Going back to our advertising agency one more time, if we were to outsource the copywriting position in our advertising agency for the same amount we pay our in-house copywriters—$64,000/year—we would save $17,000 per year in indirect costs. Or maybe we don’t want to outsource this position, but instead we want to consider bringing on an additional part-time copywriter. We now know the full cost for employing the copywriter will be around $0.27/hour in addition to their hourly rate.
Similarly, we might decide an additional $6.25 per whatsit is more than we want to pay to produce whatsits in our own factory. If a fully burdened whatsit costs $19.25—$13 in direct costs plus $6.25 in indirect costs—but we find a factory that will produce whatsits for us for $15.25 per whatsit, we might decide to sell our whatsit-making machine, outsource the production of whatsits, and instead focus on producing something else in our factory that will cost us less per hour to manufacture.

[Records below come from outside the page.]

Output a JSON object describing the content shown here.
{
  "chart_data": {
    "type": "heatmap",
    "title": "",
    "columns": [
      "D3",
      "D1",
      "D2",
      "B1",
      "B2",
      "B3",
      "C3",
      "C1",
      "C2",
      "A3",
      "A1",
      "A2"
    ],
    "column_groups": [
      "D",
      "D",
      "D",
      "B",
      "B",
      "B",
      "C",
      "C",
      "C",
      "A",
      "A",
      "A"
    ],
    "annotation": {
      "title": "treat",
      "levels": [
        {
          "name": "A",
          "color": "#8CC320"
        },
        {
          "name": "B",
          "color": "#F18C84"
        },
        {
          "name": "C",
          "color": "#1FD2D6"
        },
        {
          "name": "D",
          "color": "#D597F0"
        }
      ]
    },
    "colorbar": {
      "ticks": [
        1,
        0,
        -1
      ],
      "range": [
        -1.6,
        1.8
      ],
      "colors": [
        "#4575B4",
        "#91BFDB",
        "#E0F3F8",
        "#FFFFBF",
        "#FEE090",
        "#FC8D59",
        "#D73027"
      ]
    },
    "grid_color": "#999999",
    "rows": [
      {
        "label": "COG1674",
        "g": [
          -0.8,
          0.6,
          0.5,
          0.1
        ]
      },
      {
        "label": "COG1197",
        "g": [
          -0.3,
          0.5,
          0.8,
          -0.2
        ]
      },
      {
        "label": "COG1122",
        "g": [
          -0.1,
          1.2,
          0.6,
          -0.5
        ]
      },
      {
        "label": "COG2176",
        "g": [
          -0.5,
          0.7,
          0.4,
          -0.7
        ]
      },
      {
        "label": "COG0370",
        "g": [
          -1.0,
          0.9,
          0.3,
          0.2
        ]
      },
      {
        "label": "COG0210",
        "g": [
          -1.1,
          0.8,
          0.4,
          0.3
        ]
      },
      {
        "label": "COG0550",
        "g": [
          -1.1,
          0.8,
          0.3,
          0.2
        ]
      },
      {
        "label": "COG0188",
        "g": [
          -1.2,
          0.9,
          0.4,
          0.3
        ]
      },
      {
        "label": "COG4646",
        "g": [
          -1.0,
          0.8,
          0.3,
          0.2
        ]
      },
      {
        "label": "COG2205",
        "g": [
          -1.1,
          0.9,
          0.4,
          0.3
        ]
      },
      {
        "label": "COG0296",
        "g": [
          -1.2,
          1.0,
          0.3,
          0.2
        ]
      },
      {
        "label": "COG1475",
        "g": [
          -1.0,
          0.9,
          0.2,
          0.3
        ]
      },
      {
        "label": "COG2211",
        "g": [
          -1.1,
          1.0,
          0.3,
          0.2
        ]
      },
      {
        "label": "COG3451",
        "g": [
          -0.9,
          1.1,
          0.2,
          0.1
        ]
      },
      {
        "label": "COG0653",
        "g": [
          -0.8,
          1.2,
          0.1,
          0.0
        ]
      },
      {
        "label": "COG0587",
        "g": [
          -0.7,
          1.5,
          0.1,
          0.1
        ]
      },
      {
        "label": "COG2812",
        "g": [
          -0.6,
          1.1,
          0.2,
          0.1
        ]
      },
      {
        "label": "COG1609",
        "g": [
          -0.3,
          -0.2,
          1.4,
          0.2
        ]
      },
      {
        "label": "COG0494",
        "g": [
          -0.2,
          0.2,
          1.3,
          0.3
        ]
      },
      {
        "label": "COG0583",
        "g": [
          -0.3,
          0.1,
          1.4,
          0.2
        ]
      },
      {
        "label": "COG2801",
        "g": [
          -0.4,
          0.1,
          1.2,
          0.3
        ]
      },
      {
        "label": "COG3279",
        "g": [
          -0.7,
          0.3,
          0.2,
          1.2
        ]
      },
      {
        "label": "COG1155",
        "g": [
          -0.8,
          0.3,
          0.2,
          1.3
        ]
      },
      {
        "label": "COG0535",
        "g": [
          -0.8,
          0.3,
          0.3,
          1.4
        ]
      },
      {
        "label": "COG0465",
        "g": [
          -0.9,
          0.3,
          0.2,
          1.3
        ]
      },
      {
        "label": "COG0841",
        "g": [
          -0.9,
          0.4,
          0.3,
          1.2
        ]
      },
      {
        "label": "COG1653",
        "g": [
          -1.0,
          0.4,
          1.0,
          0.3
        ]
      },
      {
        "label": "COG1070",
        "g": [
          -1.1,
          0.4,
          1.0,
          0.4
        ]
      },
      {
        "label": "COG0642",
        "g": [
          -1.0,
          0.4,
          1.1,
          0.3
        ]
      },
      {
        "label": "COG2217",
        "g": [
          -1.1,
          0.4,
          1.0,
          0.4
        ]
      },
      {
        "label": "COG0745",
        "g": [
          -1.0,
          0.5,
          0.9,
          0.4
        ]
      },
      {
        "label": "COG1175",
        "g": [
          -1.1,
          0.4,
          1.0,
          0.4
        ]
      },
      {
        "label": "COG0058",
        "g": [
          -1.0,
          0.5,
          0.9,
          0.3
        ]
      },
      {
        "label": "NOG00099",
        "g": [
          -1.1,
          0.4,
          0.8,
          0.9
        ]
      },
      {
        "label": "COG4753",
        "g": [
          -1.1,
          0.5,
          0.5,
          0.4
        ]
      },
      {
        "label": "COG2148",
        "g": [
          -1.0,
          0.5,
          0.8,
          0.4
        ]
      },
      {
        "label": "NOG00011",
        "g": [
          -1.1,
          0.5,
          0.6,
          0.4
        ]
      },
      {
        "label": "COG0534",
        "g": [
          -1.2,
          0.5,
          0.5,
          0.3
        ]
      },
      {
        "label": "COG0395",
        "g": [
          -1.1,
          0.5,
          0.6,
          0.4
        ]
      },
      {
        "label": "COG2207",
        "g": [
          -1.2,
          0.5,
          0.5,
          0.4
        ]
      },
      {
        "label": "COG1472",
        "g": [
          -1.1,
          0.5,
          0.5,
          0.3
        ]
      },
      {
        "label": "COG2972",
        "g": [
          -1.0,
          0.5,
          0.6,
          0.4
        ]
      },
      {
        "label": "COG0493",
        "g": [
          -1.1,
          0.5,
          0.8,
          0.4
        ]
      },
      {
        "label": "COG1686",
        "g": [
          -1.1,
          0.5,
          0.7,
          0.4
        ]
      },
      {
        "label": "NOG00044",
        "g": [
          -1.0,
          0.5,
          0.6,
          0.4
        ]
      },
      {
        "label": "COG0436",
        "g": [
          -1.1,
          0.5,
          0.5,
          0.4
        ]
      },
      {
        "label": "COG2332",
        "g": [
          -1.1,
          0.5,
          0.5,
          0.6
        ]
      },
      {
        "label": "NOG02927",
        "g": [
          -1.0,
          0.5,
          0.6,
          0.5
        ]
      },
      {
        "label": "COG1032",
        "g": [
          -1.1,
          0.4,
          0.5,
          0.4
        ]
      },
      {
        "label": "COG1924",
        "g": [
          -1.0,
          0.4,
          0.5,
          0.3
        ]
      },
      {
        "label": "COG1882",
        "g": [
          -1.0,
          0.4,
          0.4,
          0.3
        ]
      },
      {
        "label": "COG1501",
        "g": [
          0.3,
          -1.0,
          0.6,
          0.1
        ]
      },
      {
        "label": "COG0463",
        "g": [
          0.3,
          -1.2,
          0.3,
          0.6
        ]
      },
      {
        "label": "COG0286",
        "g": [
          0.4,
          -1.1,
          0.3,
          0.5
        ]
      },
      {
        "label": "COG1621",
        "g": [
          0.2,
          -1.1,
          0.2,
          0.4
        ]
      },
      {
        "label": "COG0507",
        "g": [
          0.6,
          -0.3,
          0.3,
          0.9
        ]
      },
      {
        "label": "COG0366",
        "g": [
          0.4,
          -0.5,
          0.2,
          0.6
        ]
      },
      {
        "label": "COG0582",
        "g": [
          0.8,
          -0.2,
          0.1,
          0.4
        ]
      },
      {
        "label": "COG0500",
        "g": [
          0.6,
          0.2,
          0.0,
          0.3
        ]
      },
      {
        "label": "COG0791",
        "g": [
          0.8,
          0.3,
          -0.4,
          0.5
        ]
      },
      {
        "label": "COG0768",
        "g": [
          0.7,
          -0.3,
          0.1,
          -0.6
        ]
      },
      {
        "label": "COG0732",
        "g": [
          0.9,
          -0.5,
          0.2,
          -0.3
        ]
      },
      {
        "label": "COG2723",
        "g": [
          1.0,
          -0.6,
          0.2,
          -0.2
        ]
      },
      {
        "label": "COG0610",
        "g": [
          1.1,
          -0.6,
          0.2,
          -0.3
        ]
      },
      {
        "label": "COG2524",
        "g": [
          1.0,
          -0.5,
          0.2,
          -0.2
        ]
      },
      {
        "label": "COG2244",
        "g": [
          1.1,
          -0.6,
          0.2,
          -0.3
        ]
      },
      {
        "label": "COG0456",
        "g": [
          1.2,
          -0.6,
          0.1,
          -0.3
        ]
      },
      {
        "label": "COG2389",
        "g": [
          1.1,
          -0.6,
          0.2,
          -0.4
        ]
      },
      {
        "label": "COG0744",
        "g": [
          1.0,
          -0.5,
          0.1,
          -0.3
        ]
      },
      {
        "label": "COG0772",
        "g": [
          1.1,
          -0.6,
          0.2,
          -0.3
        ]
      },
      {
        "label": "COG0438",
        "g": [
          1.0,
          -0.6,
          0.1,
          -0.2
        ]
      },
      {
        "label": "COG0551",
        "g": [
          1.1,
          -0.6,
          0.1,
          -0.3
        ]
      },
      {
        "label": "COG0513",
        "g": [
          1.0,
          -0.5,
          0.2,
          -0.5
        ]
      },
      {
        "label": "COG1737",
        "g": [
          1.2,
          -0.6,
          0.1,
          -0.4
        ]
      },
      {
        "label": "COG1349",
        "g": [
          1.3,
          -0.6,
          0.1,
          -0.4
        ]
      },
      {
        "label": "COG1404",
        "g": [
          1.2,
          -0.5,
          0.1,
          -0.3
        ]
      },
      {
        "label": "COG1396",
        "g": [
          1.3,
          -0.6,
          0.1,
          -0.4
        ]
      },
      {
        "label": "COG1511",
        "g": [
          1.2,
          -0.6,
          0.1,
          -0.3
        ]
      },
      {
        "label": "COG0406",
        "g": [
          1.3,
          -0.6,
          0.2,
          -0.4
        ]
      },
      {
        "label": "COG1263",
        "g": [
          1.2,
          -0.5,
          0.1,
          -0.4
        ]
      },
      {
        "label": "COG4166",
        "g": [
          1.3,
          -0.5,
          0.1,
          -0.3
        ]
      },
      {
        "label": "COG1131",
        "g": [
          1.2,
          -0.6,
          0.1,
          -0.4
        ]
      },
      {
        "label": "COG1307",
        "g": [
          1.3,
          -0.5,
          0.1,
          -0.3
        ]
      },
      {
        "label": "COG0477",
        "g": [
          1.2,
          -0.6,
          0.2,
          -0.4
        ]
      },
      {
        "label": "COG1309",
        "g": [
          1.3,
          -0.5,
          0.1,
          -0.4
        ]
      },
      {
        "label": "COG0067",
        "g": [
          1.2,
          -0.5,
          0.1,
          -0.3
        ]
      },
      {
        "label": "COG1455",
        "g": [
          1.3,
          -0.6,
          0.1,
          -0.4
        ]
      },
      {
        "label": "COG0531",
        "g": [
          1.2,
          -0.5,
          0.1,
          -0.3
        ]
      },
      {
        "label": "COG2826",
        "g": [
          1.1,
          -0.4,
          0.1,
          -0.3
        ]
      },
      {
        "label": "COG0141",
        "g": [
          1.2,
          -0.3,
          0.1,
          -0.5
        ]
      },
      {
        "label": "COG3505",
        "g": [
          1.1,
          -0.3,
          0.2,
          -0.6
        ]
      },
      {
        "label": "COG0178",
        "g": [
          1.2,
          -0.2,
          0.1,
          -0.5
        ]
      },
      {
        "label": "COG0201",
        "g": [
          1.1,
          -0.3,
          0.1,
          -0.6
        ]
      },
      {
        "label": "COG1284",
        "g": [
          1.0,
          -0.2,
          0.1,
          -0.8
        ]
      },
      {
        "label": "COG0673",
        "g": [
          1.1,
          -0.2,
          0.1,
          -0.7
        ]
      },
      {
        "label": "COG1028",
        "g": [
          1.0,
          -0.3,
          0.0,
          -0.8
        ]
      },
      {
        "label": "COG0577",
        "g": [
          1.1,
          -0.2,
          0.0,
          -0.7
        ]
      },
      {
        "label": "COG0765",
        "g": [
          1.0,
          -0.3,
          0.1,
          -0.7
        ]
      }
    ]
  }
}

Burden rate and fully burdened costs typically won’t be reflected on a small business’s financial statements. Knowing your burden rate and fully burdened costs can help you make sound managerial decisions about your business, though. Especially if your business has highly variable indirect costs, analyzing your fully burdened labor or inventory costs will help you see how even minor changes in your business’s operations can help you realize more profitability.
The most difficult part of calculating burden rate is deciding what to include in the burden cost calculation. Simplicity is key here. Although you could argue that all indirect costs somehow tie back to the production or delivery of a product or service, overcomplicating the calculation will only make it more difficult to wisely use the burden rate information for your business.
Finally, just like there is more to health than keeping your weight in check, there is more to running a profitable business than keeping costs low. Burden rate is one of many tools you can use to analyze the cost of doing business and steer your business toward deliberate profitability, but it shouldn’t be your main determining factor when making business decisions. Whether you are considering bringing on more labor or outsourcing production, it’s important to keep in mind the intangible benefits and risks of these business decisions. Sometimes, keeping expenses low has an unintended negative impact on your business as a whole.
Now that you know more about the hidden variable that is burden rate, you are better equipped to make more informed business decisions. As always, if you have questions about how burden rate impacts your business’s particular situation, consult with your accountant.